Step 7: Change to tab 3, Filters, and under “Match All”, add a rule for “Primary Capability”, then “Is”, then “Firewall”, like this:

RedSeal_ShadowBroker_11

Step 8: Hit Save. The default choices on tabs 4 and 5 will work well here, to include some counts and a chart.

Step 9: On the Reports tab, run your new report by double-clicking the icon above “Firewalls by OS” (or whatever name you gave your report).

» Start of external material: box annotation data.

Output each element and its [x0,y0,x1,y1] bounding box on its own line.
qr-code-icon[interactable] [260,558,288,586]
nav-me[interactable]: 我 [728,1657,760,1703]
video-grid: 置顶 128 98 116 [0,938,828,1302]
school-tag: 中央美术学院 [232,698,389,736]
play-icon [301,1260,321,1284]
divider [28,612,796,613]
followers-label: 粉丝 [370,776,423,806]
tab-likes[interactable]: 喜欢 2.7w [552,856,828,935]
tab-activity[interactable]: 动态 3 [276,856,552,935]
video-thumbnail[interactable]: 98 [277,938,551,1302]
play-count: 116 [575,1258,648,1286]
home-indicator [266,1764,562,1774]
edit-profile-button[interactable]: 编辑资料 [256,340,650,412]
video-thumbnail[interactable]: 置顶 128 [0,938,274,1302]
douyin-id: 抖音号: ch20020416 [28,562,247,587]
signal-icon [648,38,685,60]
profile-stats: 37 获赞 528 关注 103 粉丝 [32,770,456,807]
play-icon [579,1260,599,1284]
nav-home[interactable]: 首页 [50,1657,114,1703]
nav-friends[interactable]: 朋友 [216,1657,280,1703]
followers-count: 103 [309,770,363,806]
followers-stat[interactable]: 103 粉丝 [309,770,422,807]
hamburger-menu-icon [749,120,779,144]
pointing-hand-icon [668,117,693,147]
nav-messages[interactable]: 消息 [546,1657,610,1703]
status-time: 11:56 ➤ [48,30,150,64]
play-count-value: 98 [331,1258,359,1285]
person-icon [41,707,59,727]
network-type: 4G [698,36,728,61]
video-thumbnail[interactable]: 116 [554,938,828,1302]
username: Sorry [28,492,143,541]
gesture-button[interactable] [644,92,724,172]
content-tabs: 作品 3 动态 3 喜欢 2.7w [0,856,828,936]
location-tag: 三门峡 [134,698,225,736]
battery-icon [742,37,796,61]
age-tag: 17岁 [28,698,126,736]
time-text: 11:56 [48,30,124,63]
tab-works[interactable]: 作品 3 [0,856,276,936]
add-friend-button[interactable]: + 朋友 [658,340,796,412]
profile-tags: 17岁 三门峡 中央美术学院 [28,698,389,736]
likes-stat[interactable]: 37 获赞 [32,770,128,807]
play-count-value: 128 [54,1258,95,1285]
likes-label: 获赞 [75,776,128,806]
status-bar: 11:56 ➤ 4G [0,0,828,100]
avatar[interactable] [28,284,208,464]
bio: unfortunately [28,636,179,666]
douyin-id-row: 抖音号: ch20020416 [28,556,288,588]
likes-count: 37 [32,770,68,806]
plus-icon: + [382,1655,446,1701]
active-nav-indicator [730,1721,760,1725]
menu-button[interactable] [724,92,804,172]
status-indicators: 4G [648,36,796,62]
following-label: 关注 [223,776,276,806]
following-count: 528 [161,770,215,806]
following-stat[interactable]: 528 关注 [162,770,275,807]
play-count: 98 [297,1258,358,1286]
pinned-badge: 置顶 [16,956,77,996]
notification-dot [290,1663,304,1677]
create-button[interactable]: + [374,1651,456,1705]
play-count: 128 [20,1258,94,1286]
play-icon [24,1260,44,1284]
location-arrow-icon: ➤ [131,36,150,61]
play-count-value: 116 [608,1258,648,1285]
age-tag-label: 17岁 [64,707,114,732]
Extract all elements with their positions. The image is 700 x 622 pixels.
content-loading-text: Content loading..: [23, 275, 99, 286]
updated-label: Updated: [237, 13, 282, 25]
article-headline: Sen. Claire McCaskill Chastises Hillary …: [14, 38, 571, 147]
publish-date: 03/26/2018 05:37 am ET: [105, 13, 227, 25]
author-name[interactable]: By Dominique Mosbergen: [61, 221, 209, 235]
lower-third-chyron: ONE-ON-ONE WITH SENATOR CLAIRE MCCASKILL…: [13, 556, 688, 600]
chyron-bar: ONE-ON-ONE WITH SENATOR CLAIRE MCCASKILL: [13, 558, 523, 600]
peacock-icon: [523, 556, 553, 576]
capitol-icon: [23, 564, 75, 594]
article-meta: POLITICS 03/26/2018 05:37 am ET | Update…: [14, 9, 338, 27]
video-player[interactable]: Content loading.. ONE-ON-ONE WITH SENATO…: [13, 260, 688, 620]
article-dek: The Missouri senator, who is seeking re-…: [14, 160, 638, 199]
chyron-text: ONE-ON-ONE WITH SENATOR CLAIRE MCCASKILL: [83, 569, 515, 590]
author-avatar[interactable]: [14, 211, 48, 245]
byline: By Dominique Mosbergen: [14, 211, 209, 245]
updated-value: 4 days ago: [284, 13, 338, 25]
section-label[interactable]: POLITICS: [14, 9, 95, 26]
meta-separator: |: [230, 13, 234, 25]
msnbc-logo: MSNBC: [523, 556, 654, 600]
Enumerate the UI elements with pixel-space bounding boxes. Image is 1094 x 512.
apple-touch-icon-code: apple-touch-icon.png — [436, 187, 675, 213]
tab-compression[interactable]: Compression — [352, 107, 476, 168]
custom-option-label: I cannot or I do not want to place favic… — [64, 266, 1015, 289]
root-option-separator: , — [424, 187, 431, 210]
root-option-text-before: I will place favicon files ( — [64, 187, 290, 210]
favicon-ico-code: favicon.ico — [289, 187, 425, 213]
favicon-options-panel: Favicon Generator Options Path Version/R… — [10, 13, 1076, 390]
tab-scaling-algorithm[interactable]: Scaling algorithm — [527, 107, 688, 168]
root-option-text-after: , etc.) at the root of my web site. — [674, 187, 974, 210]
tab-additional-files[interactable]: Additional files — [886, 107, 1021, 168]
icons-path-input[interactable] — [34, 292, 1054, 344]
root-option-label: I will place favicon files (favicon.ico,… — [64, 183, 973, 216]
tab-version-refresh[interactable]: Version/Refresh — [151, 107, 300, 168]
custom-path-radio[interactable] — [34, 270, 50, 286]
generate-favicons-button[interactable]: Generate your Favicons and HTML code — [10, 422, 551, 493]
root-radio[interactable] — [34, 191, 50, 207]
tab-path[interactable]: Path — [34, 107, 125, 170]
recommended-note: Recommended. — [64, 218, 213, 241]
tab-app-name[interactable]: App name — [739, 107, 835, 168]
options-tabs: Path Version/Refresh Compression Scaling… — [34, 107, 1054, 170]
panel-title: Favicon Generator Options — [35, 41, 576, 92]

Your browser will pop up requesting log in (if you haven’t logged in previously), then will display a report summary chart like this:

RedSeal_ShadowBroker_12

You may want to focus first on the smaller bars – the unusual outliers in your network infrastructure. This is where overlooked problems – in this case, well down-rev firewall operating systems – can lurk. The report details will include a sample of the firewalls running each code image in your environment, like this:

RedSeal_ShadowBroker_13

As the firewall vendors move to produce new releases to close off these vulnerabilities, you can use a report like this to track how well your operational teams are deploying these important updates.

Conclusions

The recently uncovered vulnerabilities, which appear to have been in use for many years, are further proof that we need to keep our houses in order. An organization with good discipline about internal segmentation, with a well separated network management infrastructure, has less to worry about with these new revelations. But even that organization needs rapid ways to assess whether the discipline has really held up in practice. Are there gaps? If so, where? Even the locations that do have SNMP access to firewalls, are they easy or hard for an attacker to break into?  All of these questions are easy to answer if you have the ability to analyze your as-built, rapidly evolving network infrastructure. RedSeal makes it easy to find answers to these vital questions.